12 ounces bucatini or spaghetti
1 cup ricotta cheese
1 tablespoon olive oil
1/2 cup grated Parmesan cheese, plus more to garnish
1/2 teaspoon kosher salt
Fresh ground black pepper
Zest of 1 lemon (plus reserve some for garnish)
1/4 cup pasta water
For the garnish: chopped parsley, red pepper flakes (optional)


Bring a large pot of well-salted water to a boil. Cook the pasta until it is al dente, testing a few minutes before the package instructions indicate. Using a glass liquid measuring cup, reserve 1/2 cup of the hot pasta water, then drain the pasta.
In a saucepan, mix the ricotta, olive oil, Parmesan cheese, kosher salt, black pepper, lemon zest, and 1/4 cup pasta water. Warm over medium heat and stir until a creamy sauce forms, about 1 minute.
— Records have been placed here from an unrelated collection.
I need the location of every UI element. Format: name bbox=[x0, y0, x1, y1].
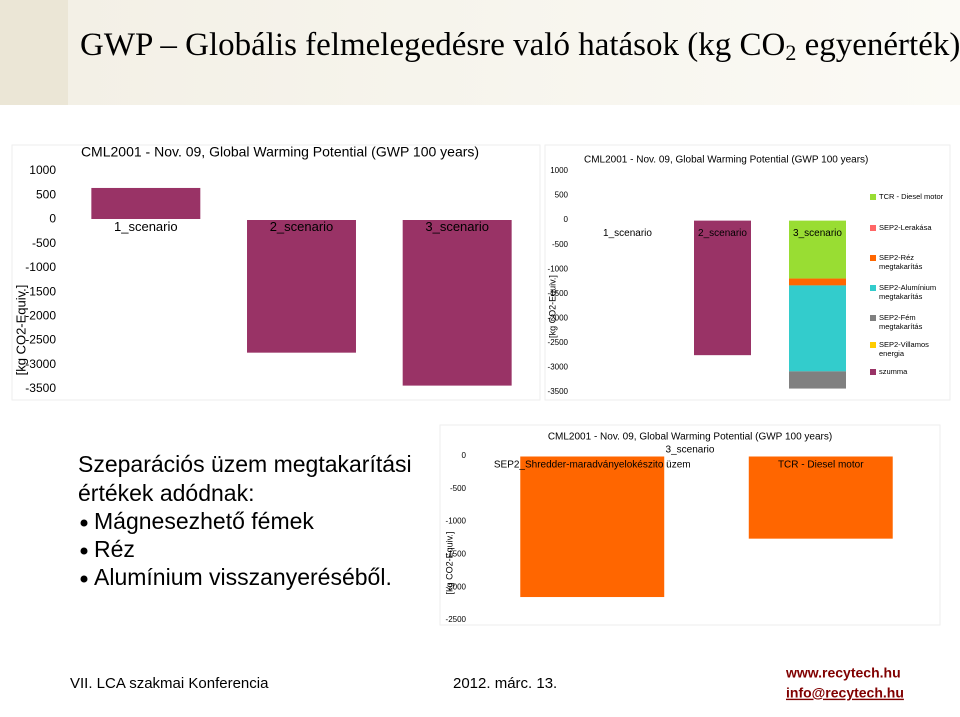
bar bbox=[402, 219, 512, 386]
x-category-label: 3_scenario bbox=[425, 219, 489, 234]
y-tick-label: -3500 bbox=[548, 387, 569, 396]
legend-line: SEP2-Villamos bbox=[879, 340, 929, 349]
y-tick-label: -500 bbox=[552, 240, 569, 249]
y-tick-label: -2000 bbox=[446, 582, 467, 591]
legend-line: megtakarítás bbox=[879, 322, 923, 331]
bar bbox=[748, 456, 893, 539]
y-tick-label: -1500 bbox=[446, 550, 467, 559]
chart-subtitle: 3_scenario bbox=[666, 445, 715, 456]
legend-marker bbox=[870, 194, 876, 200]
legend-label: szumma bbox=[879, 367, 908, 376]
y-tick-label: 1000 bbox=[550, 166, 568, 175]
y-tick-label: -1500 bbox=[25, 284, 56, 298]
bar-segment bbox=[789, 220, 846, 279]
bar bbox=[520, 456, 665, 598]
slide-title: GWP – Globális felmelegedésre való hatás… bbox=[80, 27, 960, 65]
y-tick-label: -1000 bbox=[446, 517, 467, 526]
y-tick-label: -500 bbox=[32, 236, 56, 250]
y-tick-label: -2500 bbox=[25, 333, 56, 347]
legend-line: megtakarítás bbox=[879, 262, 923, 271]
legend-marker bbox=[870, 285, 876, 291]
bullet-text: Alumínium visszanyeréséből. bbox=[94, 564, 392, 590]
y-tick-label: -2500 bbox=[548, 338, 569, 347]
legend-label: SEP2-Villamos energia bbox=[879, 340, 929, 358]
y-tick-label: -3000 bbox=[548, 363, 569, 372]
legend-line: megtakarítás bbox=[879, 292, 923, 301]
footer-link[interactable]: www.recytech.hu bbox=[785, 665, 901, 681]
y-axis-label: [kg CO2-Equiv.] bbox=[13, 285, 28, 376]
y-tick-label: 0 bbox=[564, 215, 569, 224]
footer-date: 2012. márc. 13. bbox=[453, 675, 557, 692]
bar-segment bbox=[789, 278, 846, 286]
y-tick-label: -3000 bbox=[25, 357, 56, 371]
y-tick-label: -1500 bbox=[548, 289, 569, 298]
y-tick-label: 500 bbox=[555, 191, 569, 200]
legend-label: TCR - Diesel motor bbox=[879, 192, 944, 201]
chart-title: CML2001 - Nov. 09, Global Warming Potent… bbox=[548, 432, 832, 443]
bar-segment bbox=[694, 220, 751, 356]
chart-title: CML2001 - Nov. 09, Global Warming Potent… bbox=[584, 155, 868, 166]
y-tick-label: 0 bbox=[462, 451, 467, 460]
legend-marker bbox=[870, 225, 876, 231]
y-axis-label: [kg CO2-Equiv.] bbox=[444, 532, 454, 595]
legend-marker bbox=[870, 369, 876, 375]
legend-label: SEP2-Fém megtakarítás bbox=[879, 313, 923, 331]
y-tick-label: -500 bbox=[450, 484, 467, 493]
y-tick-label: -1000 bbox=[548, 264, 569, 273]
bar bbox=[91, 187, 201, 220]
legend-line: SEP2-Alumínium bbox=[879, 283, 936, 292]
body-text: Szeparációs üzem megtakarítási értékek ad… bbox=[78, 451, 412, 506]
legend-line: SEP2-Fém bbox=[879, 313, 916, 322]
title-main: GWP – Globális felmelegedésre való hatás… bbox=[80, 27, 785, 63]
title-end: egyenérték) bbox=[796, 27, 960, 63]
y-tick-label: 500 bbox=[36, 187, 56, 201]
y-tick-label: 1000 bbox=[29, 163, 56, 177]
body-line: értékek adódnak: bbox=[78, 480, 254, 506]
y-tick-label: -2000 bbox=[548, 313, 569, 322]
bullet-dot bbox=[80, 519, 88, 527]
bullet-text: Mágnesezhető fémek bbox=[94, 508, 314, 534]
legend-label: SEP2-Lerakása bbox=[879, 223, 932, 232]
x-category-label: 2_scenario bbox=[270, 219, 334, 234]
y-tick-label: -2500 bbox=[446, 615, 467, 624]
legend-label: SEP2-Alumínium megtakarítás bbox=[879, 283, 936, 301]
x-category-label: 3_scenario bbox=[793, 228, 842, 239]
body-line: Szeparációs üzem megtakarítási bbox=[78, 451, 412, 477]
x-category-label: SEP2_Shredder-maradványelokészito üzem bbox=[494, 460, 691, 471]
x-category-label: TCR - Diesel motor bbox=[778, 460, 864, 471]
x-category-label: 1_scenario bbox=[114, 219, 178, 234]
title-corner bbox=[0, 0, 68, 105]
title-sub: 2 bbox=[785, 40, 796, 65]
title-band bbox=[68, 0, 960, 105]
x-category-label: 1_scenario bbox=[603, 228, 652, 239]
legend-line: energia bbox=[879, 349, 905, 358]
bar-segment bbox=[789, 371, 846, 389]
legend-line: SEP2-Réz bbox=[879, 253, 914, 262]
chart-title: CML2001 - Nov. 09, Global Warming Potent… bbox=[81, 144, 479, 160]
footer-text: VII. LCA szakmai Konferencia bbox=[70, 675, 269, 692]
legend-marker bbox=[870, 342, 876, 348]
bullet-dot bbox=[80, 547, 88, 555]
y-tick-label: 0 bbox=[49, 212, 56, 226]
y-tick-label: -3500 bbox=[25, 381, 56, 395]
legend-marker bbox=[870, 255, 876, 261]
bar bbox=[247, 219, 356, 353]
bar-segment bbox=[789, 285, 846, 372]
x-category-label: 2_scenario bbox=[698, 228, 747, 239]
bullet-text: Réz bbox=[94, 536, 135, 562]
y-axis-label: [kg CO2-Equiv.] bbox=[547, 275, 557, 338]
bullet-dot bbox=[80, 575, 88, 583]
legend-label: SEP2-Réz megtakarítás bbox=[879, 253, 923, 271]
y-tick-label: -2000 bbox=[25, 309, 56, 323]
y-tick-label: -1000 bbox=[25, 260, 56, 274]
footer-link[interactable]: info@recytech.hu bbox=[786, 685, 904, 701]
legend-marker bbox=[870, 315, 876, 321]
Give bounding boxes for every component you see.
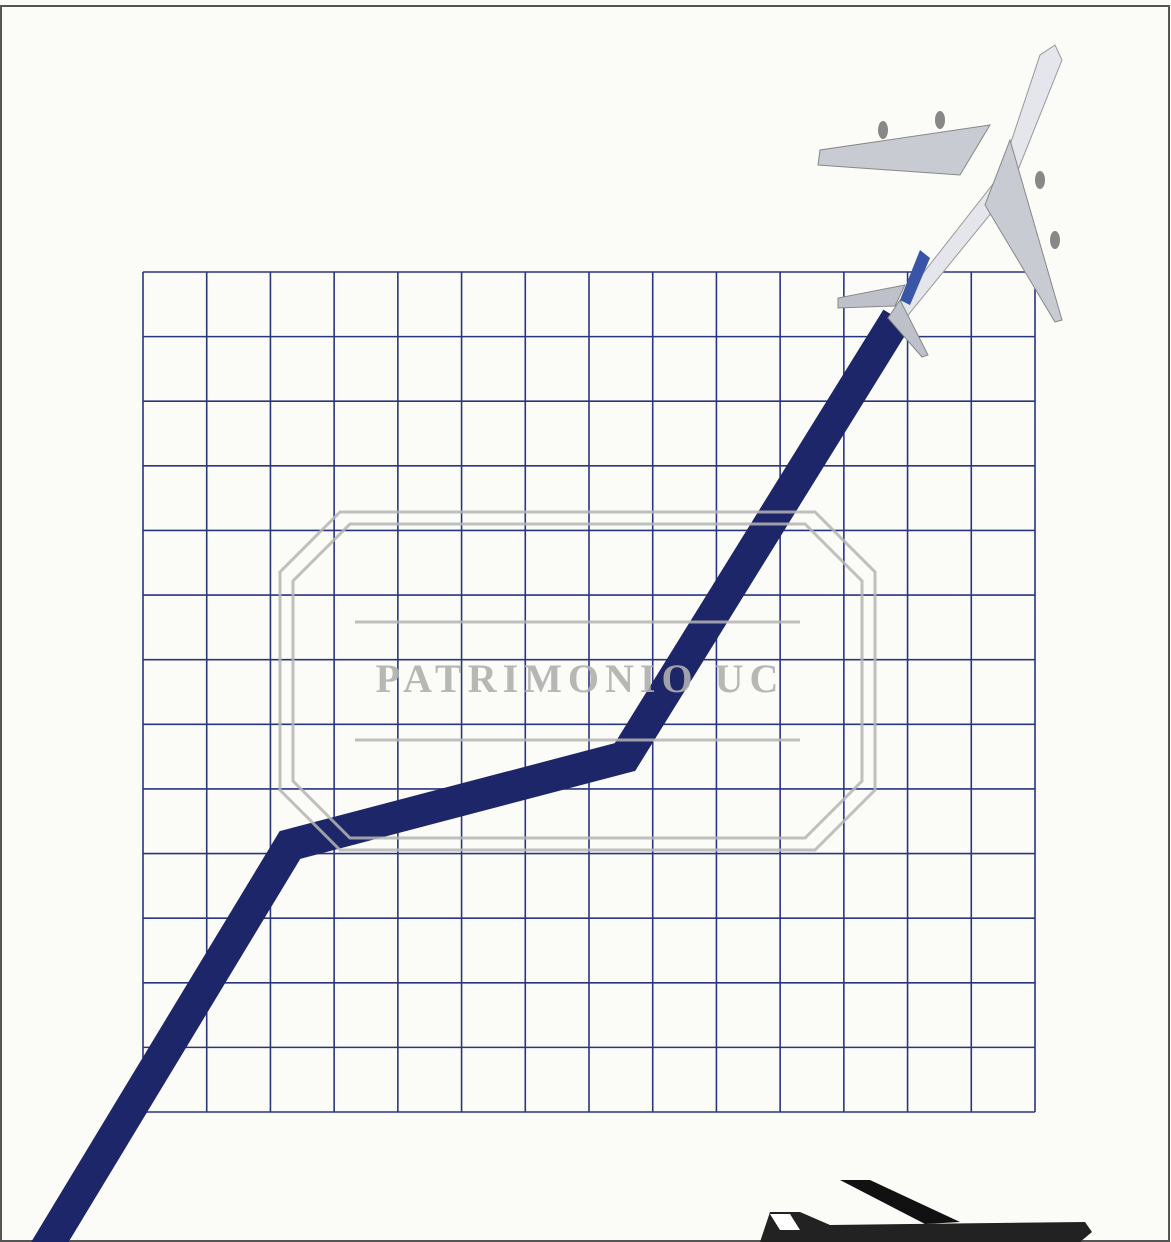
watermark-text: PATRIMONIO UC [376, 656, 785, 701]
illustration: PATRIMONIO UC [0, 0, 1171, 1242]
page: PATRIMONIO UC (() => { const data = JSON… [0, 0, 1171, 1242]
Pour the sauce onto the noodles and stir to combine. Add another splash of pasta water to help the sauce coat the noodles. Serve with chopped parsley, additional grated Parmesan cheese and the reserved lemon zest. (Leftovers last 2 days refrigerated but the sauce becomes thick when cold. Reheat with a splash of milk and additional kosher salt to revive the flavors.)